Sunday, February 21, 2010

Type Design: a process of learning

Type doesn't have to be confined to the 'approved structural features' like counters, serifs and terminals. Type can be more free flowing and not adhere to these kinds of boundaries. Type itself can be image. You can merge them. How do you get to that place where type becomes image? You experiment. You push the boundaries of the 'approved structural features' or you begin to ask questions about what is type. Why should it be like this and not that?

The foundational principle in designing type I think, is that letters (in any language) are like a code. When you've learnt the code you can speak the language. It doesn't have to look a certain way. So it is with creating type. You could design a set of pictures and each one relate to a letter.

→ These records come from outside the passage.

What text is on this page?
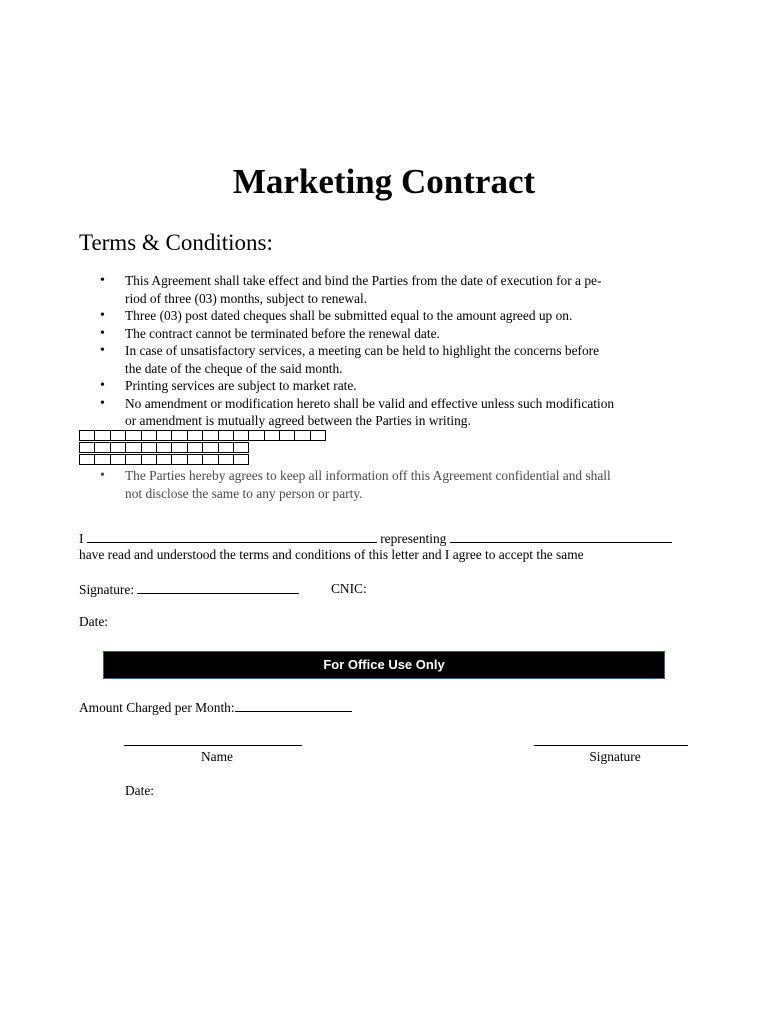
Marketing Contract
Terms & Conditions:
• This Agreement shall take effect and bind the Parties from the date of execution for a pe-
riod of three (03) months, subject to renewal.
• Three (03) post dated cheques shall be submitted equal to the amount agreed up on.
• The contract cannot be terminated before the renewal date.
• In case of unsatisfactory services, a meeting can be held to highlight the concerns before
the date of the cheque of the said month.
• Printing services are subject to market rate.
• No amendment or modification hereto shall be valid and effective unless such modification
or amendment is mutually agreed between the Parties in writing.

• The Parties hereby agrees to keep all information off this Agreement confidential and shall
not disclose the same to any person or party.
I	representing
have read and understood the terms and conditions of this letter and I agree to accept the same
Signature:	CNIC:
Date:
For Office Use Only
Amount Charged per Month:
Name	Signature
Date:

Once you learn what the pictures mean you can speak the language. When the type is a picture like this there's almost no need for an image.

In designing type there has to be a set of rules that you follow to draw each letter. What is that formula that you can apply to each of the letter forms? As the letters are very different from one to the next, the formula will have to be broad enough to be applied to the creation of each different shape.

The question I asked that started me on this journey of type design was "how by the process of subtraction can you make type into art but still retain its legibility." What I'm asking now is, maybe legibility is not important. Maybe I'm designing a code and as long as I give people the key to the code, they'll be able to understand the message.

This design is like duplicating the type up to the right and then deleting the first from the second. It's pushing it though!

1 comment:

  1. nice looking sample, tom!

    i like this thinking -- "Maybe I'm designing a code and as long as I give people the key to the code, they'll be able to understand the message."

    maybe that will give you some freedom that you didn't have before. most of the writing on that post seemed to be about moving away from conventions, so why not give that a try for a bit?